Eventually, vendors will develop networking hardware that takes advantage of DEN specifications. This hardware will receive configuration information or other event-driven notifications directly from the policy objects stored in the directory. This level of integration will enable Quality of Service (QoS) policies to be enforced dynamically based on user logon, bandwidth saturation, or other events. (For more information about QoS, see Tao Zhou, "Build a Better Network with QoS," November 1998.) This capability will also allow for end-to-end bandwidth provisioning and security based on application or user policies.
Although implementing DEN will be beneficial, you will need to conduct much research and planning to reap the rewards of successfully combining directory services and network management applications. The base schema are fairly straightforward to implement, but the concept of modeling network elements to fit into a hierarchy isn't. In general, directories are repositories for nonvolatile information with many reads and few writes. Network elements, however, sometimes don't fit into this category. Network elements exist in a dynamic, event-driven environment and constantly change their state to adapt. Thus, you will need to maintain many configuration attributes outside the directory to maintain responsiveness. You will need to determine through trial and error how much configuration state information to store in the directory to provide meaningful analysis without creating synchronization difficulties.
Another consideration is that the directory you use will also likely replicate across your WAN. You will need to balance the additional bandwidth requirement for replication against the manageability that DEN provides. Another area of consideration is access to information. Although LDAP is the most common method for accessing directory data (and the method that DEN specifies), LDAP is not a panacea and will not solve all of your object query woes.
The key to a successful implementation will be collaboration between your network designers and directory designers. Initially, understanding the directory concepts will be critical to take advantage of DEN. However, as vendors make more network devices LDAP-enabled and store and configure more network elements via the directory, you will need a better understanding of the underlying networking infrastructure to provide appropriate functionality and responsiveness. (For more information about vendors' proposed offerings, see the sidebar "Many Vendors Getting on the Bandwagon," page 103.)
DEN and AD
DEN will work with any directory that supports LDAP 3.0 and has an extensible schema, including the Windows 2000 (Win2Kformerly NT 5.0) Active Directory. AD contains the DEN-specified classes and attributes as part of its default schema. In addition, many of Win2K's networking services use AD's policy inheritence information. For example, packet-level encryption (IP Security--IPSec) uses AD's user and group policy information. In fact, the user attributes store the x.509 certificate that IPSec uses. (For more information about IPSec, see Tao Zhou, "Internet Protocol Security in NT 5.0," August 1998.)
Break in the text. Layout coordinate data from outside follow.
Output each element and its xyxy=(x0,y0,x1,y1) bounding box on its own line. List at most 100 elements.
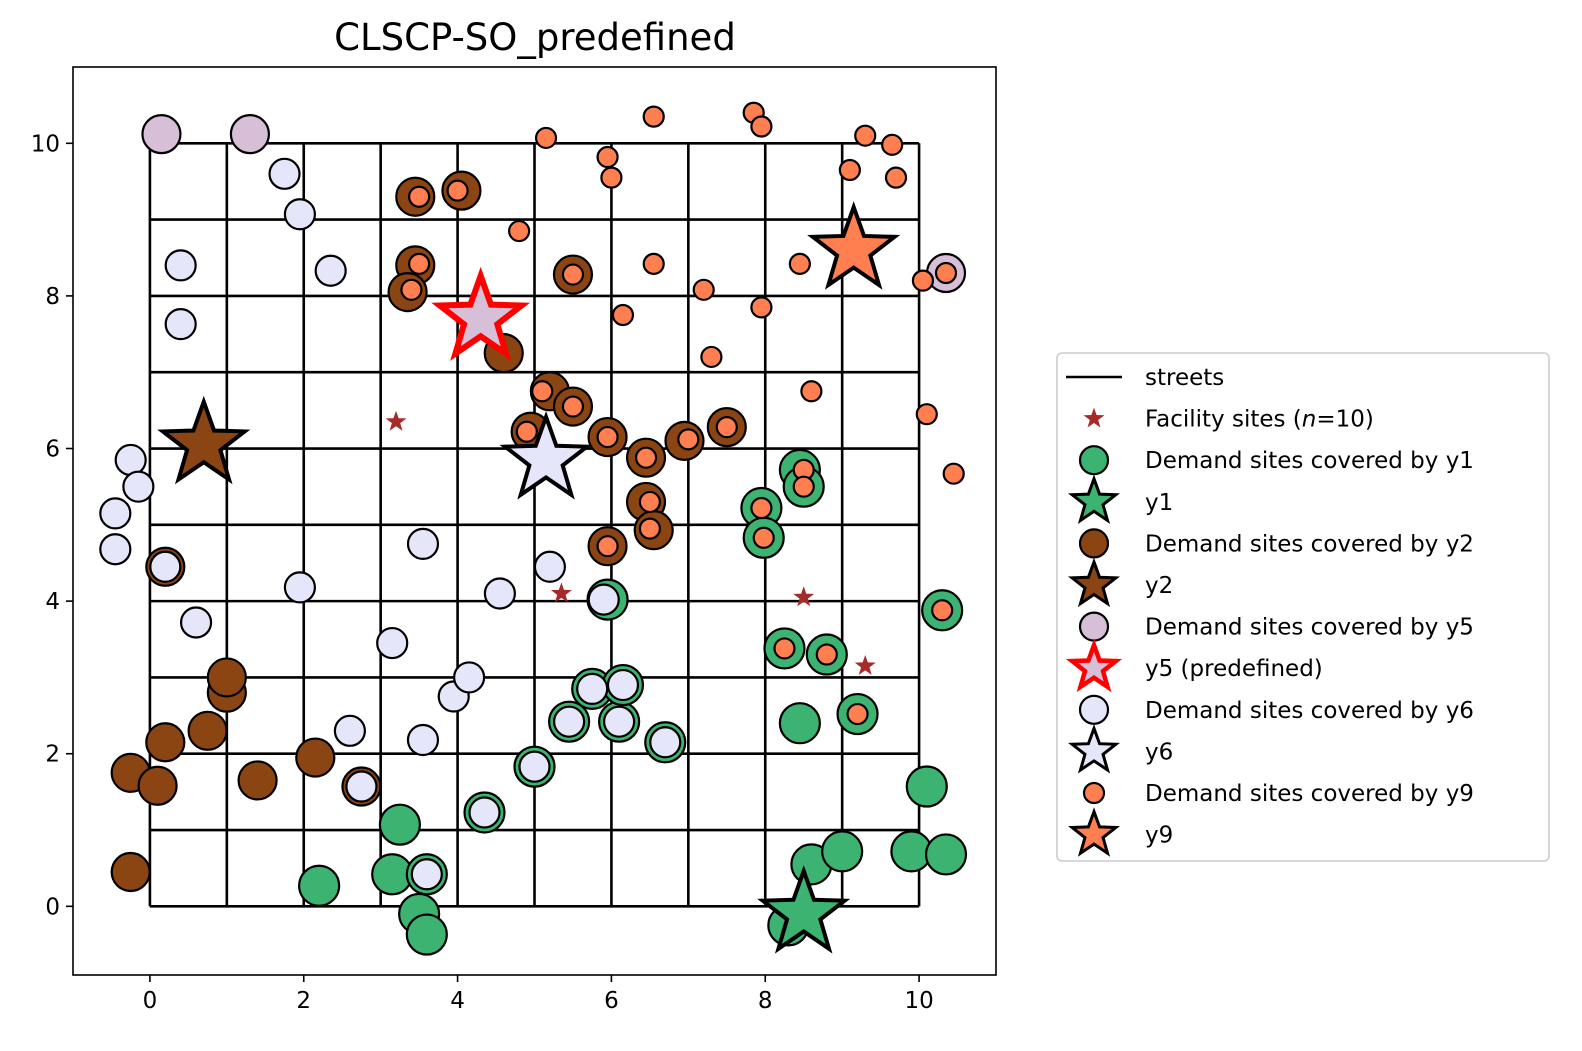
demand-site-y9 xyxy=(750,496,773,520)
demand-site-y6 xyxy=(376,626,409,660)
facility-site-marker xyxy=(385,410,407,431)
demand-site-y6 xyxy=(345,770,378,803)
demand-site-y1 xyxy=(924,833,968,876)
demand-site-y6 xyxy=(468,796,501,829)
demand-site-y6 xyxy=(99,533,132,566)
demand-site-y1 xyxy=(405,913,448,956)
demand-site-y9 xyxy=(638,517,661,540)
legend-label-part: Facility sites ( xyxy=(1145,407,1302,433)
demand-site-y9 xyxy=(638,490,661,514)
legend-label: Demand sites covered by y1 xyxy=(1145,448,1474,474)
legend-label: y5 (predefined) xyxy=(1145,656,1323,682)
x-tick-label: 8 xyxy=(758,988,773,1014)
facility-star-y6 xyxy=(499,411,593,500)
legend-star-swatch xyxy=(1067,557,1121,608)
facility-site-marker xyxy=(854,654,876,675)
legend-entry: Demand sites covered by y6 xyxy=(1078,694,1474,725)
demand-site-y9 xyxy=(634,446,658,469)
demand-site-y1 xyxy=(778,702,821,745)
demand-site-y1 xyxy=(905,765,948,808)
demand-site-y9 xyxy=(596,535,619,558)
demand-site-y9 xyxy=(642,252,665,275)
legend-dot-swatch xyxy=(1078,528,1110,559)
demand-site-y6 xyxy=(164,249,197,282)
facility-star-y1 xyxy=(757,865,851,954)
legend-star-swatch xyxy=(1067,724,1121,774)
demand-site-y9 xyxy=(700,345,723,369)
demand-site-y6 xyxy=(283,571,317,604)
demand-site-y6 xyxy=(576,672,609,705)
demand-site-y6 xyxy=(99,497,132,530)
demand-site-y6 xyxy=(587,583,620,616)
demand-site-y2 xyxy=(295,737,336,778)
legend-entry: y9 xyxy=(1067,807,1173,857)
legend: streets Facility sites (n=10) Demand sites… xyxy=(1056,352,1550,862)
demand-site-y6 xyxy=(179,606,213,639)
demand-site-y6 xyxy=(122,470,155,503)
legend-entry: y1 xyxy=(1067,474,1173,524)
demand-site-y9 xyxy=(800,380,823,403)
legend-label: y1 xyxy=(1145,490,1173,516)
demand-site-y9 xyxy=(881,133,904,156)
demand-site-y9 xyxy=(752,526,775,549)
demand-site-y6 xyxy=(114,443,147,477)
demand-site-y6 xyxy=(533,550,566,583)
legend-label: Demand sites covered by y9 xyxy=(1145,781,1474,807)
demand-site-y9 xyxy=(596,145,619,169)
demand-site-y9 xyxy=(915,403,938,426)
demand-site-y9 xyxy=(911,269,935,292)
demand-site-y9 xyxy=(561,263,585,286)
demand-site-y9 xyxy=(838,158,861,182)
y-tick-label: 4 xyxy=(45,589,60,615)
demand-site-y9 xyxy=(884,166,908,189)
demand-sites-y9 xyxy=(400,101,965,726)
demand-site-y2 xyxy=(187,710,228,751)
legend-star-swatch xyxy=(1067,474,1121,524)
demand-site-y9 xyxy=(750,115,773,138)
legend-entry: Facility sites (n=10) xyxy=(1083,407,1374,433)
legend-dot-swatch xyxy=(1078,611,1110,642)
plot-area xyxy=(99,101,968,956)
demand-site-y9 xyxy=(942,462,965,485)
demand-site-y9 xyxy=(715,416,738,439)
demand-site-y2 xyxy=(137,765,178,806)
facility-star-y5 xyxy=(431,266,531,361)
demand-sites-y6 xyxy=(99,157,682,891)
demand-site-y9 xyxy=(408,185,431,208)
demand-site-y9 xyxy=(692,278,715,301)
legend-dot-swatch xyxy=(1082,781,1106,805)
legend-facility-swatch xyxy=(1083,407,1105,428)
demand-site-y6 xyxy=(268,157,301,190)
y-tick-label: 8 xyxy=(45,284,60,310)
y-axis: 0 2 4 6 8 10 xyxy=(31,131,73,920)
demand-site-y9 xyxy=(508,219,531,243)
legend-label-var: n xyxy=(1302,407,1317,433)
demand-site-y6 xyxy=(553,705,586,738)
demand-site-y6 xyxy=(314,254,347,287)
demand-site-y6 xyxy=(649,726,682,759)
demand-site-y9 xyxy=(596,425,619,449)
demand-site-y9 xyxy=(815,643,838,666)
y-tick-label: 10 xyxy=(31,131,60,157)
demand-site-y6 xyxy=(283,198,317,231)
facility-star-y9 xyxy=(807,201,901,290)
selected-facilities xyxy=(157,201,901,954)
facility-star-y2 xyxy=(157,395,251,485)
x-tick-label: 4 xyxy=(450,988,465,1014)
demand-site-y9 xyxy=(934,261,958,285)
x-tick-label: 2 xyxy=(296,988,311,1014)
demand-site-y2 xyxy=(206,657,247,698)
demand-site-y9 xyxy=(611,303,635,327)
demand-site-y5 xyxy=(229,114,271,155)
legend-label: Demand sites covered by y2 xyxy=(1145,531,1474,557)
demand-site-y6 xyxy=(483,577,516,610)
x-tick-label: 0 xyxy=(143,988,158,1014)
demand-site-y2 xyxy=(237,760,278,801)
legend-star-swatch xyxy=(1065,638,1123,693)
demand-site-y9 xyxy=(642,105,665,128)
demand-site-y9 xyxy=(931,599,954,622)
demand-site-y9 xyxy=(773,637,796,660)
demand-site-y6 xyxy=(406,527,440,560)
legend-label: y9 xyxy=(1145,823,1173,849)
Another networking service that uses policy information stored in AD is the QoS protocol Resource Reservation Setup Protocol (RSVP). By exposing network element attributes and user policy information through component object model (COM) objects, developers can write directory-enabled applications that can provision their bandwidth and encryption based on internal events. Such applications will conserve resources on network devices because resource provisioning will no longer need to take place at the IP address or subnet level.
For example, developers could write a directory-enabled application for a brokerage house that provisions bandwidth and encryption based on the type of user request. If Web users request research information from the company's Web site, the application provisions only enough bandwidth (low-priority packets) to guarantee a response within a few moments. However, for a trade execution, the same application uses the same infrastructure to provision appropriate bandwidth (highest-priority packets) to guarantee instant response while also encrypting the session to secure the transaction. The packets for the trading transaction go through first, and the packets for the information request must wait. Developers could also write an application that performs more detailed provisioning by having the application examine the Web user's profile or analyze the content of the trade execution before it provisions packets. The key is that the application dictates the behavior of the network devices over which its transactions travel. The application treats the network as an integral part of the system. This behavior is similar to capabilities that have previously existed only in the mainframe world through message queueing and transaction monitoring.
Figure 2 illustrates RSVP in a directory-enabled network. The figure depicts the flow of low-priority traffic (from an FTP stream) interacting with high-priority traffic (from streaming video) across a directory-enabled network using RSVP to provision resources appropriately for each application.
Add DEN to Your List
Can you take advantage of DEN today? No, but you need to add DEN to the list of tools to consider as you plan for Win2K. You also need to consider DEN if you are planning to purchase hardware, such as routers and bridges.
As you plan for AD, start thinking about groups of users and applications that can benefit from consistent policies and profiles. Ask networking vendors what they intend to do about DEN and have them explain how DEN might benefit your network. Whether or not DEN makes sense for your network, you need to understand this draft specification and its implications because directory services and network management applications are converging. Directory-enabled networks will do for applications what the LAN did for PCs.